Substitute the derivatives into the ODE and solve for the undetermined coefficients

Now we substitute \(y_p(x)\), \(y_p^{\prime}(x)\), and \(y_p^{\prime \prime}(x)\) into the ODE: $$ (A(xe^{x}+2e^{x})+Be^{x}) - 2(A(xe^{x}+e^{x})+Be^{x})+(Axe^{x}+Be^{x})=e^{x}(1-6x) $$ Which simplifies to: $$ -6Axe^{x}+e^{x} = e^{x}(1-6x) $$ Comparing the coefficients of \(e^{x}\) and \(xe^{x}\) terms, we get the following system of equations: \begin{align} -6A &= -6 \\ 1-2A+2B &= 1 \end{align} Solving this system of equations, we get \(A=1\) and \(B=0\).

Write the particular solution

Substituting the coefficients back into our guessed function, we get the particular solution: $$ y_p(x) = xe^{x} $$

Key concepts

Non-homogeneous Differential Equation

In the realm of differential equations, we often find ourselves working with both homogeneous and non-homogeneous equations. But what separates them? A non-homogeneous differential equation includes a term that does not have the function or its derivatives in it, a term often referred to as the 'non-homogeneous term'. This term is crucial because it adds a bit more complexity and requires us to find a *particular solution* in addition to the general solution for the homogeneous part.

To make sense of this, take the differential equation from the exercise: \( y'' - 2y' + y = e^x(1-6x) \). Here, \( e^x(1-6x) \) is the non-homogeneous component. Without it, the equation would be homogeneous, meaning it wouldn't be equal to anything but zero on the right side. Recognizing this allows us to approach solving the equation with methods specific to non-homogeneous equations.

Particular Solution

When we deal with non-homogeneous differential equations, we need to find a solution that specifically satisfies the non-homogeneous part - this is known as the *particular solution*. It's a function that you can plug into the equation that makes both sides equal, but it typically won't capture all possible behaviors of the system; that's where the general solution of the homogeneous part comes in.

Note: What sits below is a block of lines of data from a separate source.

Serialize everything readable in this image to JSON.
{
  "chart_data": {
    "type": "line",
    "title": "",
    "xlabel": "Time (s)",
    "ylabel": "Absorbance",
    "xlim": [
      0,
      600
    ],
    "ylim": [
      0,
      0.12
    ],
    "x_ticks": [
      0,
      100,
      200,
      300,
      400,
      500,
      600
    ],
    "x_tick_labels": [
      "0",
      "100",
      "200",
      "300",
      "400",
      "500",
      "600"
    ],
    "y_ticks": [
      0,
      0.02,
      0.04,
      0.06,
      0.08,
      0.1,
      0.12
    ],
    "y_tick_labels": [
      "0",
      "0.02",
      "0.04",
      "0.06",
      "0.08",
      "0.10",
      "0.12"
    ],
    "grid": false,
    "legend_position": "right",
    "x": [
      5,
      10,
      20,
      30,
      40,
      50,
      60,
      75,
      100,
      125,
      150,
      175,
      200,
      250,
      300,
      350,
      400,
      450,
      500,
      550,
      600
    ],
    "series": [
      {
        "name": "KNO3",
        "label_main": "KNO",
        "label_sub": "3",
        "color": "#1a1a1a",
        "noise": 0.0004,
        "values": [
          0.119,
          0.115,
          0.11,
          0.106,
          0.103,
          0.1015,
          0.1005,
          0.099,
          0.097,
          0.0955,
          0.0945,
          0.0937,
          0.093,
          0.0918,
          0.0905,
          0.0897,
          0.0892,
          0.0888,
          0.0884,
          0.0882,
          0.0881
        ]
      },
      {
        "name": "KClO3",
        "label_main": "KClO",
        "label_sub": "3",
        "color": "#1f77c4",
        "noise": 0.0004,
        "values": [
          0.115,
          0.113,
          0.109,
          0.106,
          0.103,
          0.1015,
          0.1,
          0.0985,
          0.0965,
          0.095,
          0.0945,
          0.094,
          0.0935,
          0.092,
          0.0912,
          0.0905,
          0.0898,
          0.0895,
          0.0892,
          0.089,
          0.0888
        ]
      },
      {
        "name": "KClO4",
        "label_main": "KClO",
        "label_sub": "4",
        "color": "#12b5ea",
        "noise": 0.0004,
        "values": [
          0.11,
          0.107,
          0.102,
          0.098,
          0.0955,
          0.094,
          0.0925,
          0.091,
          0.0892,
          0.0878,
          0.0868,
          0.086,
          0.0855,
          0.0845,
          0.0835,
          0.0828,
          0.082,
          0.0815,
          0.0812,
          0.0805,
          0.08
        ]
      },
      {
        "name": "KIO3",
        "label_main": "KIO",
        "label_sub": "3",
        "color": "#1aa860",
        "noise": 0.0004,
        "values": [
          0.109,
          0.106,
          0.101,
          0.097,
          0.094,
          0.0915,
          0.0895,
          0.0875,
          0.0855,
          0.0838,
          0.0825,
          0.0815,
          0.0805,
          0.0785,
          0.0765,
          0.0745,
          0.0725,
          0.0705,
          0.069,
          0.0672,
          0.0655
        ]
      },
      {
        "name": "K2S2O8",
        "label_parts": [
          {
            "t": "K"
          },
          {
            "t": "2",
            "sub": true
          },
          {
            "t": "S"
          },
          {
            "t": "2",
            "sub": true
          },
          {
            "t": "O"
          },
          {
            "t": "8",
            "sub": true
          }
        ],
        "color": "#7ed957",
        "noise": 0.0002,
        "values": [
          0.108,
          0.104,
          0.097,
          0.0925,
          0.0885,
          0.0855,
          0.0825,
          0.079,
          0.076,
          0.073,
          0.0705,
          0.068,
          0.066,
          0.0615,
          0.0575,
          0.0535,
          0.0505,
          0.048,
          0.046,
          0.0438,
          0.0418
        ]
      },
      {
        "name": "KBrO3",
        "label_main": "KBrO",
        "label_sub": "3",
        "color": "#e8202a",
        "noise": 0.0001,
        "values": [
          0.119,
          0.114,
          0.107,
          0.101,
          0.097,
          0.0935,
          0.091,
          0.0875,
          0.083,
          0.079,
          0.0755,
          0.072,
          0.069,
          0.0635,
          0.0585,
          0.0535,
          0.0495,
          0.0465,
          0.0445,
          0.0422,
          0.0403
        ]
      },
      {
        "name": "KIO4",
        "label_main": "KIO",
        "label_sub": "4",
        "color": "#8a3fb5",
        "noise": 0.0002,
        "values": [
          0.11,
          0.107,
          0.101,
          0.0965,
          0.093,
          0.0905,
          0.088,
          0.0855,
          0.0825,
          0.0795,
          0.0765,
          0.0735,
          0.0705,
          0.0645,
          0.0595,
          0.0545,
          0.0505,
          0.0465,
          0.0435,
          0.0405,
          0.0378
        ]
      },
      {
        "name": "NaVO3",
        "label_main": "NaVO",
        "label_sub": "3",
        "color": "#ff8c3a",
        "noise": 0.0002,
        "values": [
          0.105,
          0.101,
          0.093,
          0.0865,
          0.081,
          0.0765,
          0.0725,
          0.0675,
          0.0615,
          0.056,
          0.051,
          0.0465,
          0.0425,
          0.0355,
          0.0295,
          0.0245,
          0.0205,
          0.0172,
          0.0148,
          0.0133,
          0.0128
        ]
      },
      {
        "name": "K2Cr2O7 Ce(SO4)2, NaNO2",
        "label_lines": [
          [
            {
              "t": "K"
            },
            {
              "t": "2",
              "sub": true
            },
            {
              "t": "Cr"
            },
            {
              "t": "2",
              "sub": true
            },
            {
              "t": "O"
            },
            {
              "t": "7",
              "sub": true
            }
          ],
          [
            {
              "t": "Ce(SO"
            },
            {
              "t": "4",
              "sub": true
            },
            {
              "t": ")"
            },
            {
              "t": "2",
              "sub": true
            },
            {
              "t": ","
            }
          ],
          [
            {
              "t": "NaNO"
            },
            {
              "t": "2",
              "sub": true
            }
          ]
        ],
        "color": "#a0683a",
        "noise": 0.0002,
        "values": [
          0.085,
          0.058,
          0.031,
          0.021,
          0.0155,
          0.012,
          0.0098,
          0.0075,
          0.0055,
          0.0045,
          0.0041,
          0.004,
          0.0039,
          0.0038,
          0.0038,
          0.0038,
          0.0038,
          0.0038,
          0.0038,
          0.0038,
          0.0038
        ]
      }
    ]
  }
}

In our exercise, the particular solution we found is \( y_p(x) = xe^x \). Once identified, it works together with solutions of the homogeneous part to form the complete solution of the differential equation. This demonstrates the necessity to experiment with forms of functions, such as polynomials, exponentials, or combinations thereof, to find a viable particular solution.

Undetermined Coefficients

The method of undetermined coefficients is a systematic approach for finding a particular solution when dealing with linear differential equations with constant coefficients. The technique involves "guessing" the form of a particular solution based on the non-homogeneous term and then determining the specific coefficients that make it work through substitution into the original equation.

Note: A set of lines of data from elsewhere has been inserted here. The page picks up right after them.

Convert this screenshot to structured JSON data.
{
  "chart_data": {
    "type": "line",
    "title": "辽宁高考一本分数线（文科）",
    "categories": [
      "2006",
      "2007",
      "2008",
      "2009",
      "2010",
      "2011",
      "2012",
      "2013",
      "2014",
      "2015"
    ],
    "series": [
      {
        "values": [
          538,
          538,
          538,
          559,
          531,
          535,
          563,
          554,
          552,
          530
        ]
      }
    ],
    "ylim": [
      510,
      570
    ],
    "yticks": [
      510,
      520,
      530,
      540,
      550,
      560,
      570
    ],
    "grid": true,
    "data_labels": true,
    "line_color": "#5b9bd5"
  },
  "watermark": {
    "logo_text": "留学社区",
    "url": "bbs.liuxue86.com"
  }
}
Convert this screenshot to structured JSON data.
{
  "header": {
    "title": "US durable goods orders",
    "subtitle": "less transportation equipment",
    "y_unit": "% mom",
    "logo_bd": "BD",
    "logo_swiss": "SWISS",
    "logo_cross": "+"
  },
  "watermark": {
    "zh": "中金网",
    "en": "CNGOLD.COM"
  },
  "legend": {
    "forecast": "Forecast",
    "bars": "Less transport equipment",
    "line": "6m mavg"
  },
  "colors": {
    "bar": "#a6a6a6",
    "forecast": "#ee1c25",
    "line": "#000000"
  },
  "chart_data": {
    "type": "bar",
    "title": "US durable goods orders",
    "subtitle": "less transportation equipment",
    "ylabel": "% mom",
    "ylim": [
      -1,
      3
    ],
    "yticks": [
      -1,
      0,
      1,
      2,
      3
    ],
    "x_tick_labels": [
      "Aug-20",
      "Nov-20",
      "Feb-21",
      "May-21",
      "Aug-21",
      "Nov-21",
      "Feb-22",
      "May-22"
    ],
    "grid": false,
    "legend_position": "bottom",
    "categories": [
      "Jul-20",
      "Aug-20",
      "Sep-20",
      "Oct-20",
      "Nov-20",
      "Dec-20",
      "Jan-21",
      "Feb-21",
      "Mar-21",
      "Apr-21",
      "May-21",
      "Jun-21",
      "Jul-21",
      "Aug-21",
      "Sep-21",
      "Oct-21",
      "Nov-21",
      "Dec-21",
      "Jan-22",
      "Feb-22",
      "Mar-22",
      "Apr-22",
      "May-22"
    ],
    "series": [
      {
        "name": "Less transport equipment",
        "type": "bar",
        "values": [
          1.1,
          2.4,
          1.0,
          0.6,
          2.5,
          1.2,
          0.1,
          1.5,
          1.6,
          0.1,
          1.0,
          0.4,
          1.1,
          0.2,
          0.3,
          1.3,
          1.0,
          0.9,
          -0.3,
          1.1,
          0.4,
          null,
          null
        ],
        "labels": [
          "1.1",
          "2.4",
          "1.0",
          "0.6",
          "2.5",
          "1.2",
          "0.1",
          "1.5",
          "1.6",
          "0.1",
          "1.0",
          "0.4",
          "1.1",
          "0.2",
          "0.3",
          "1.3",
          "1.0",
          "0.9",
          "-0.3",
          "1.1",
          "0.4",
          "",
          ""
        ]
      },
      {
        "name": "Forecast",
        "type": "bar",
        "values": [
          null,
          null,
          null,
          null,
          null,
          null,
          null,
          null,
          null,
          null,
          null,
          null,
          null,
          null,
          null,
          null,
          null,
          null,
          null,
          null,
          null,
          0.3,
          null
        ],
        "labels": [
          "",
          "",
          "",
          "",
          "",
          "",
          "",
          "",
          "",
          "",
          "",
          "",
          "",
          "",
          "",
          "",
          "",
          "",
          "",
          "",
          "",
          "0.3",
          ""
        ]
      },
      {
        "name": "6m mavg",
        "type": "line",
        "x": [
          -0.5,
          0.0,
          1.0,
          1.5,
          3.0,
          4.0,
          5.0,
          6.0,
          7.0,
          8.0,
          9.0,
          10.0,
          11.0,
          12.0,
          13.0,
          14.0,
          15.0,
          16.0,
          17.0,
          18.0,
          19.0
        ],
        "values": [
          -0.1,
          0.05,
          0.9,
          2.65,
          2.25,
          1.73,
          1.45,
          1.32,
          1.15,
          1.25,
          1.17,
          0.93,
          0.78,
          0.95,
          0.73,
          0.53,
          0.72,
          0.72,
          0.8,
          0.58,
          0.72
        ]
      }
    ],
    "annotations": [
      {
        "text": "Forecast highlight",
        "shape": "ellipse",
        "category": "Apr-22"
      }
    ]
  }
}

In our exercise, the guess was \( y_p(x)=Axe^x+Be^x \). Here, \( A \) and \( B \) are the undetermined coefficients we solve for. By computing derivatives of our guessed function and substituting them back into the original differential equation, we match coefficients to solve for these unknowns. This process may involve simple algebraic manipulation and matching similar terms on both sides of the equation.

Second Order Differential Equation

Second order differential equations are those in which the highest derivative is the second derivative. These types of equations are prevalent across various domains due to their ability to describe phenomena involving acceleration, curvature, and other dimensions of dynamical systems.

For instance, the given differential equation in our exercise: \( y'' - 2y' + y = e^x(1-6x) \), is a second-order equation. Here, \( y'' \) represents the second derivative, which involves changes in the rate of the rate of change of the original function. This aspect makes them intriguing yet challenging, requiring robust techniques such as undetermined coefficients to solve fully. Understanding such equations is a cornerstone in the study of differential equations, providing insights into modeling and solving real-world problems.